There were a lot of startups that broke out of obscurity this year.
From Uber to Tinder to Snapchat, a few companies got millions of mainstream users to download and use their products. In Uber’s case, the company is generating tens of millions per week.
But the startup that won 2013 has to be Snapchat (Runner up: Uber).
Sure, Snapchat generates no revenue. But that doesn’t mean it isn’t building a great, massive business.
Let’s go over the year it has had.
In early 2013, Snapchat defeated Poke. Poke was an app launched by Facebook that ripped off Snapchat’s entire premise just weeks after the founders met with Mark Zuckerberg. Poke sat at the top of the App Store for a few days before falling off the charts completely.

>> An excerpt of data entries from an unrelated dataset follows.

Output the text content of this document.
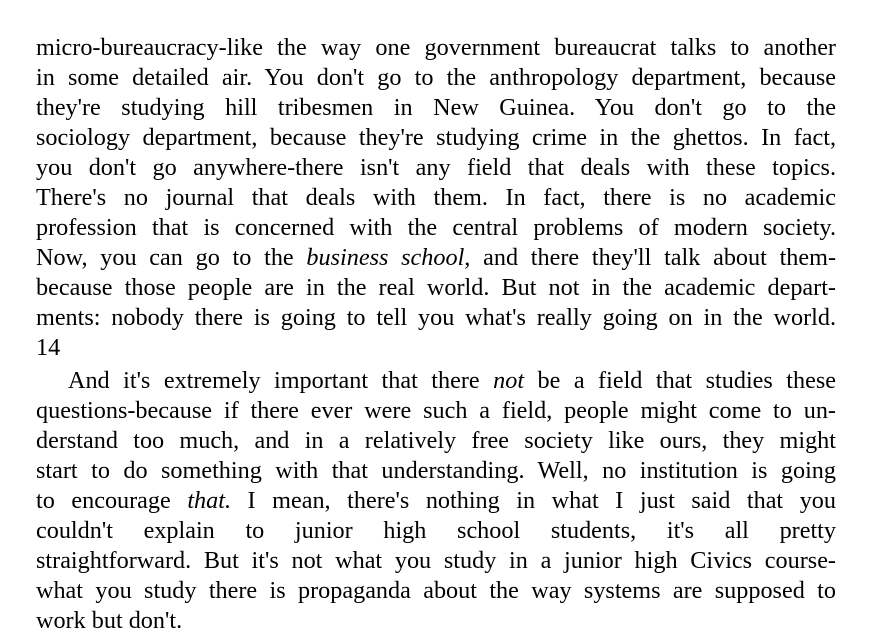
micro-bureaucracy-like the way one government bureaucrat talks to another
in some detailed air. You don't go to the anthropology department, because
they're studying hill tribesmen in New Guinea. You don't go to the
sociology department, because they're studying crime in the ghettos. In fact,
you don't go anywhere-there isn't any field that deals with these topics.
There's no journal that deals with them. In fact, there is no academic
profession that is concerned with the central problems of modern society.
Now, you can go to the business school, and there they'll talk about them-
because those people are in the real world. But not in the academic depart-
ments: nobody there is going to tell you what's really going on in the world.
14
And it's extremely important that there not be a field that studies these
questions-because if there ever were such a field, people might come to un-
derstand too much, and in a relatively free society like ours, they might
start to do something with that understanding. Well, no institution is going
to encourage that. I mean, there's nothing in what I just said that you
couldn't explain to junior high school students, it's all pretty
straightforward. But it's not what you study in a junior high Civics course-
what you study there is propaganda about the way systems are supposed to
work but don't.
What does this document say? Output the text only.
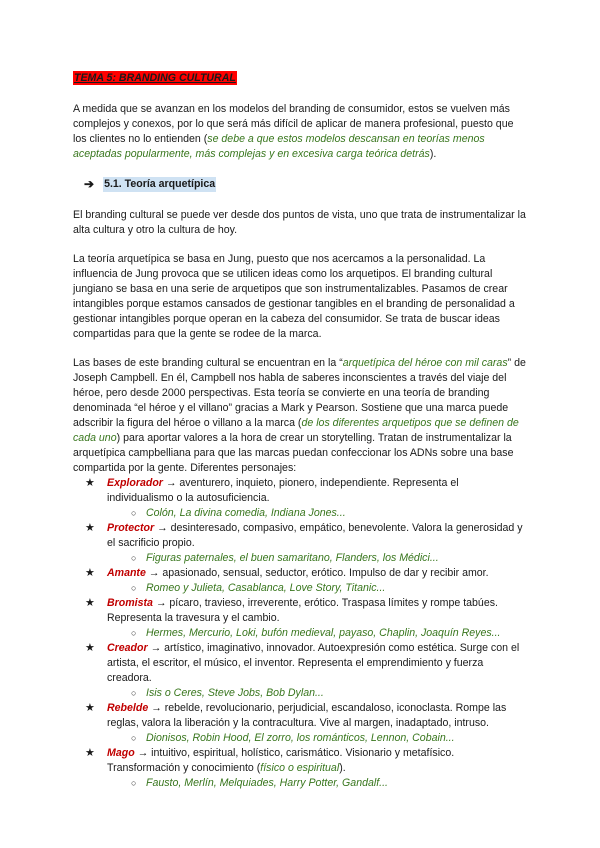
TEMA 5: BRANDING CULTURAL

A medida que se avanzan en los modelos del branding de consumidor, estos se vuelven más complejos y conexos, por lo que será más difícil de aplicar de manera profesional, puesto que los clientes no lo entienden (se debe a que estos modelos descansan en teorías menos aceptadas popularmente, más complejas y en excesiva carga teórica detrás).

➔ 5.1. Teoría arquetípica

El branding cultural se puede ver desde dos puntos de vista, uno que trata de instrumentalizar la alta cultura y otro la cultura de hoy.

La teoría arquetípica se basa en Jung, puesto que nos acercamos a la personalidad. La influencia de Jung provoca que se utilicen ideas como los arquetipos. El branding cultural jungiano se basa en una serie de arquetipos que son instrumentalizables. Pasamos de crear intangibles porque estamos cansados de gestionar tangibles en el branding de personalidad a gestionar intangibles porque operan en la cabeza del consumidor. Se trata de buscar ideas compartidas para que la gente se rodee de la marca.

Las bases de este branding cultural se encuentran en la “arquetípica del héroe con mil caras” de Joseph Campbell. En él, Campbell nos habla de saberes inconscientes a través del viaje del héroe, pero desde 2000 perspectivas. Esta teoría se convierte en una teoría de branding denominada “el héroe y el villano” gracias a Mark y Pearson. Sostiene que una marca puede adscribir la figura del héroe o villano a la marca (de los diferentes arquetipos que se definen de cada uno) para aportar valores a la hora de crear un storytelling. Tratan de instrumentalizar la arquetípica campbelliana para que las marcas puedan confeccionar los ADNs sobre una base compartida por la gente. Diferentes personajes:

★ Explorador → aventurero, inquieto, pionero, independiente. Representa el individualismo o la autosuficiencia.
○ Colón, La divina comedia, Indiana Jones...
★ Protector → desinteresado, compasivo, empático, benevolente. Valora la generosidad y el sacrificio propio.
○ Figuras paternales, el buen samaritano, Flanders, los Médici...
★ Amante → apasionado, sensual, seductor, erótico. Impulso de dar y recibir amor.
○ Romeo y Julieta, Casablanca, Love Story, Titanic...
★ Bromista → pícaro, travieso, irreverente, erótico. Traspasa límites y rompe tabúes. Representa la travesura y el cambio.
○ Hermes, Mercurio, Loki, bufón medieval, payaso, Chaplin, Joaquín Reyes...
★ Creador → artístico, imaginativo, innovador. Autoexpresión como estética. Surge con el artista, el escritor, el músico, el inventor. Representa el emprendimiento y fuerza creadora.
○ Isis o Ceres, Steve Jobs, Bob Dylan...
★ Rebelde → rebelde, revolucionario, perjudicial, escandaloso, iconoclasta. Rompe las reglas, valora la liberación y la contracultura. Vive al margen, inadaptado, intruso.
○ Dionisos, Robin Hood, El zorro, los románticos, Lennon, Cobain...
★ Mago → intuitivo, espiritual, holístico, carismático. Visionario y metafísico. Transformación y conocimiento (físico o espiritual).
○ Fausto, Merlín, Melquiades, Harry Potter, Gandalf...
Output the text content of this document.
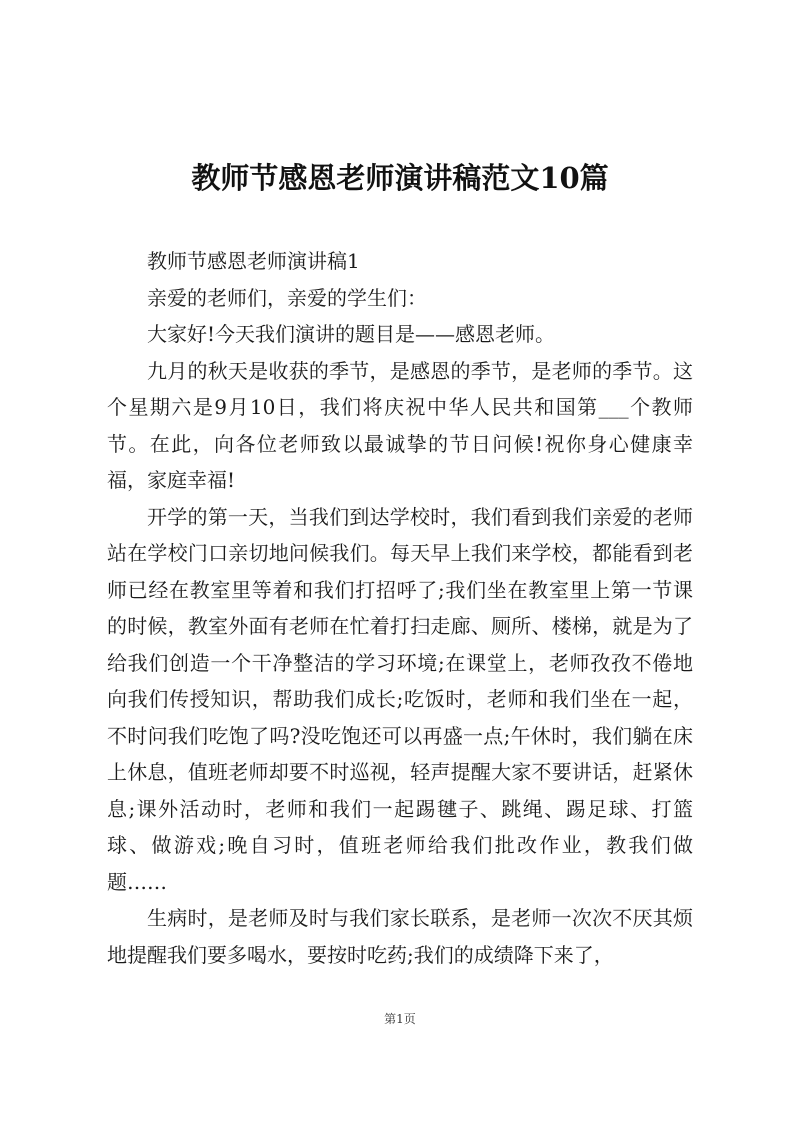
教师节感恩老师演讲稿范文10篇

教师节感恩老师演讲稿1

亲爱的老师们，亲爱的学生们：

大家好!今天我们演讲的题目是——感恩老师。

九月的秋天是收获的季节，是感恩的季节，是老师的季节。这个星期六是9月10日，我们将庆祝中华人民共和国第___个教师节。在此，向各位老师致以最诚挚的节日问候!祝你身心健康幸福，家庭幸福!

开学的第一天，当我们到达学校时，我们看到我们亲爱的老师站在学校门口亲切地问候我们。每天早上我们来学校，都能看到老师已经在教室里等着和我们打招呼了;我们坐在教室里上第一节课的时候，教室外面有老师在忙着打扫走廊、厕所、楼梯，就是为了给我们创造一个干净整洁的学习环境;在课堂上，老师孜孜不倦地向我们传授知识，帮助我们成长;吃饭时，老师和我们坐在一起，不时问我们吃饱了吗?没吃饱还可以再盛一点;午休时，我们躺在床上休息，值班老师却要不时巡视，轻声提醒大家不要讲话，赶紧休息;课外活动时，老师和我们一起踢毽子、跳绳、踢足球、打篮球、做游戏;晚自习时，值班老师给我们批改作业，教我们做题……

生病时，是老师及时与我们家长联系，是老师一次次不厌其烦地提醒我们要多喝水，要按时吃药;我们的成绩降下来了，

第1页
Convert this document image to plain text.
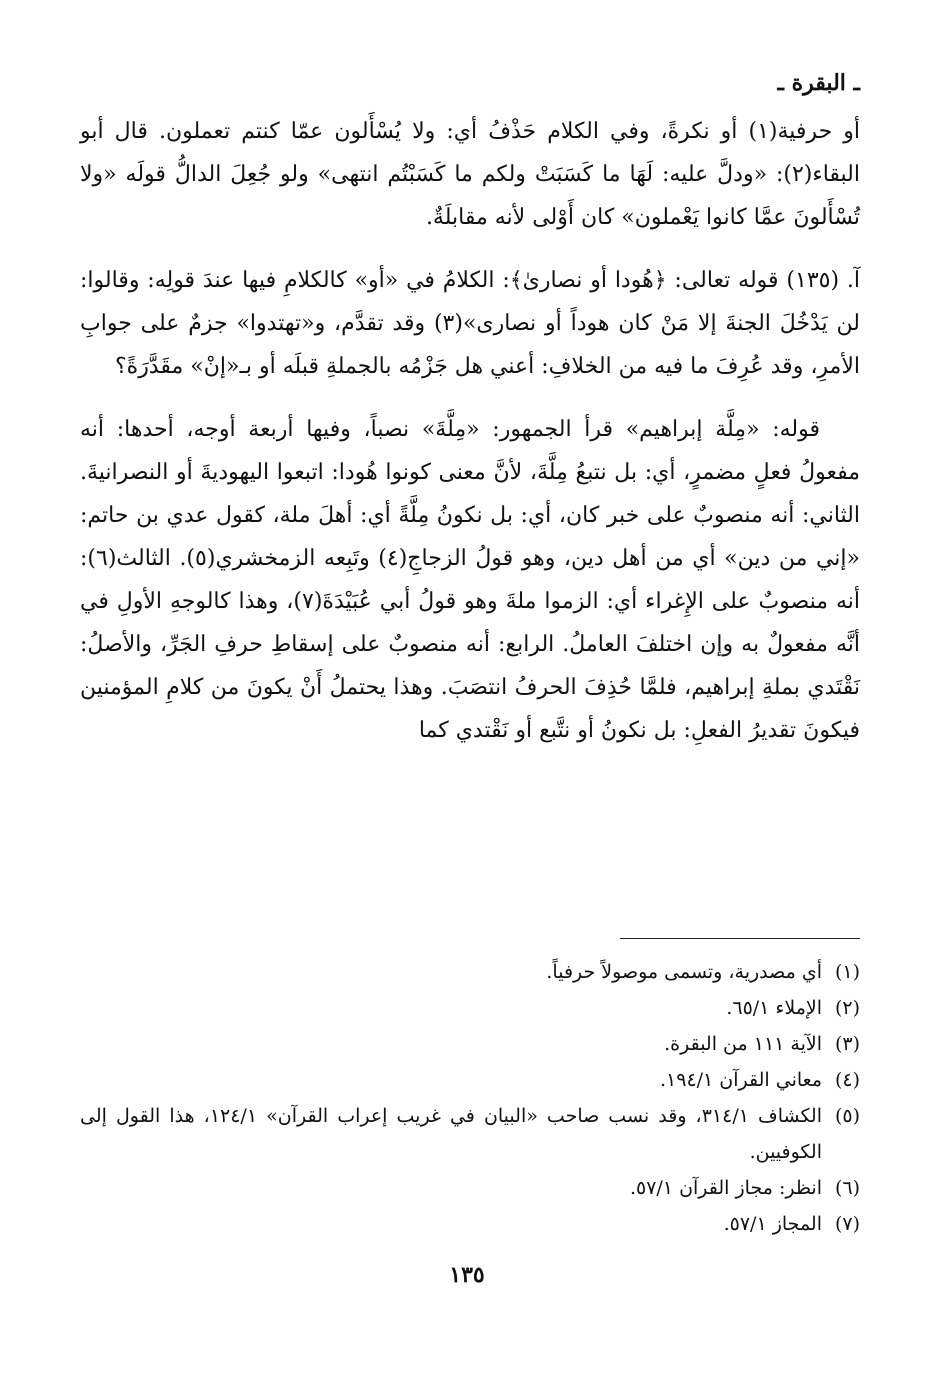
ـ البقرة ـ

أو حرفية(١) أو نكرةً، وفي الكلام حَذْفُ أي: ولا يُسْأَلون عمّا كنتم تعملون. قال أبو البقاء(٢): «ودلَّ عليه: لَهَا ما كَسَبَتْ ولكم ما كَسَبْتُم انتهى» ولو جُعِلَ الدالُّ قولَه «ولا تُسْأَلونَ عمَّا كانوا يَعْملون» كان أَوْلى لأنه مقابلَةٌ.

آ. (١٣٥) قوله تعالى: ﴿هُودا أو نصارىٰ﴾: الكلامُ في «أو» كالكلامِ فيها عندَ قولِه: وقالوا: لن يَدْخُلَ الجنةَ إلا مَنْ كان هوداً أو نصارى»(٣) وقد تقدَّم، و«تهتدوا» جزمٌ على جوابِ الأمرِ، وقد عُرِفَ ما فيه من الخلافِ: أعني هل جَزْمُه بالجملةِ قبلَه أو بـ«إنْ» مقَدَّرَةً؟

قوله: «مِلَّة إبراهيم» قرأ الجمهور: «مِلَّةَ» نصباً، وفيها أربعة أوجه، أحدها: أنه مفعولُ فعلٍ مضمرٍ، أي: بل نتبعُ مِلَّةَ، لأنَّ معنى كونوا هُودا: اتبعوا اليهوديةَ أو النصرانيةَ. الثاني: أنه منصوبٌ على خبر كان، أي: بل نكونُ مِلَّةً أي: أهلَ ملة، كقول عدي بن حاتم: «إني من دين» أي من أهل دين، وهو قولُ الزجاجِ(٤) وتَبِعه الزمخشري(٥). الثالث(٦): أنه منصوبٌ على الإِغراء أي: الزموا ملةَ وهو قولُ أبي عُبَيْدَةَ(٧)، وهذا كالوجهِ الأولِ في أنَّه مفعولٌ به وإن اختلفَ العاملُ. الرابع: أنه منصوبٌ على إسقاطِ حرفِ الجَرِّ، والأصلُ: نَقْتَدي بملةِ إبراهيم، فلمَّا حُذِفَ الحرفُ انتصَبَ. وهذا يحتملُ أَنْ يكونَ من كلامِ المؤمنين فيكونَ تقديرُ الفعلِ: بل نكونُ أو نتَّبع أو نَقْتدي كما

(١)
أي مصدرية، وتسمى موصولاً حرفياً.
(٢)
الإملاء ٦٥/١.
(٣)
الآية ١١١ من البقرة.
(٤)
معاني القرآن ١٩٤/١.
(٥)
الكشاف ٣١٤/١، وقد نسب صاحب «البيان في غريب إعراب القرآن» ١٢٤/١، هذا القول إلى الكوفيين.
(٦)
انظر: مجاز القرآن ٥٧/١.
(٧)
المجاز ٥٧/١.
١٣٥
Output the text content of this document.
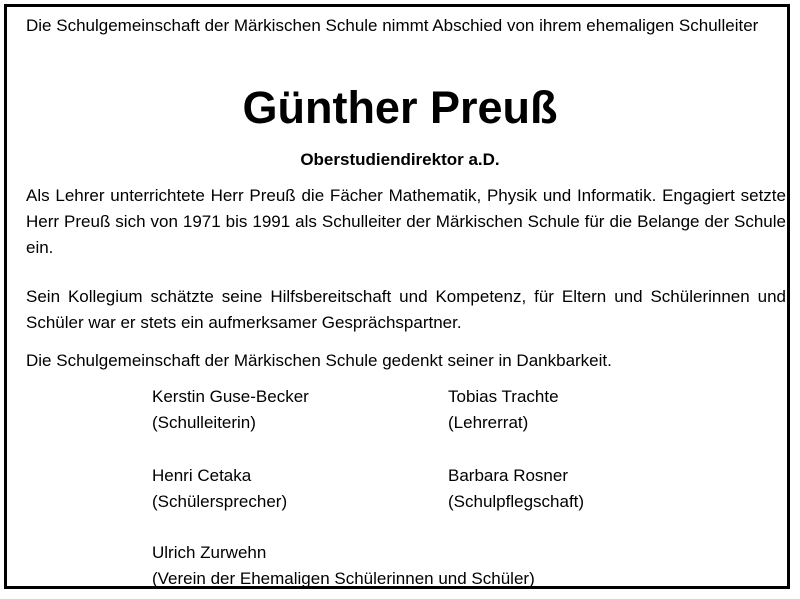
Die Schulgemeinschaft der Märkischen Schule nimmt Abschied von ihrem ehemaligen Schulleiter
Günther Preuß
Oberstudiendirektor a.D.
Als Lehrer unterrichtete Herr Preuß die Fächer Mathematik, Physik und Informatik. Engagiert setzte Herr Preuß sich von 1971 bis 1991 als Schulleiter der Märkischen Schule für die Belange der Schule ein.
Sein Kollegium schätzte seine Hilfsbereitschaft und Kompetenz, für Eltern und Schülerinnen und Schüler war er stets ein aufmerksamer Gesprächspartner.
Die Schulgemeinschaft der Märkischen Schule gedenkt seiner in Dankbarkeit.
Kerstin Guse-Becker
(Schulleiterin)
Tobias Trachte
(Lehrerrat)
Henri Cetaka
(Schülersprecher)
Barbara Rosner
(Schulpflegschaft)
Ulrich Zurwehn
(Verein der Ehemaligen Schülerinnen und Schüler)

In February, an ousted member of the founding Snapchat team, Reggie Brown, filed a lawsuit against founders Evan Spiegel and Bobby Murphy for one-third of the company. At the very least, the lawsuit validates Snapchat. If the app wasn’t something special, there’d be no reason for three people who used to be friends and fraternity brothers to sue each other.
In June, the company raised a $60 million round of financing at an $US800 million valuation. The fundraise also made Murphy and Spiegel rich; the pair reportedly swapped equity for $US10 million in cash each.
At about the same time, people started to realise how ginormous Snapchat had become. A lot of reporters compared the app to Instagram in terms of photos shared per day.
Although the app is still smaller than Instagram in terms of total downloads and monthly active users, and it’s smaller than messaging competitor WhatsApp, Snapchat users now send and receive an impressive 400 million photo messages per day.
That brings us to November, when Snapchat reportedly turned down a $US3 billion offer from Facebook and a reported $US4 billion offer from Google.
At that moment, CEO Evan Spiegel decided he didn’t just want to become rich. Ironically, he wanted to build a lasting product and become an entrepreneurial legend. Instead of joining Mark Zuckerberg, he wanted to become Mark Zuckerberg.
Investors rewarded Snapchat in December with a new $US50 million round of financing at a $US2 billion valuation.
Perhaps what’s most impressive about Snapchat is that it has completely turned social media on its head. From Facebook to Twitter, there’s been a long-standing assumption that people want their lives recorded forever online. Snapchat firmly believes that shared content is best when it’s ephemeral.
Congrats to Snapchat’s team of 30 and its CEO Evan Spiegel for one heck of a year.
*Note: Startup of the year is completely subjective. The decision was based on user adoption, social validation, general achievements and overall growth from 2012 to 2013. That doesn’t mean Snapchat is the most innovative or world-changing startup of the year. If you disagree with our choice, feel free to leave a compelling argument for another startup in the comments.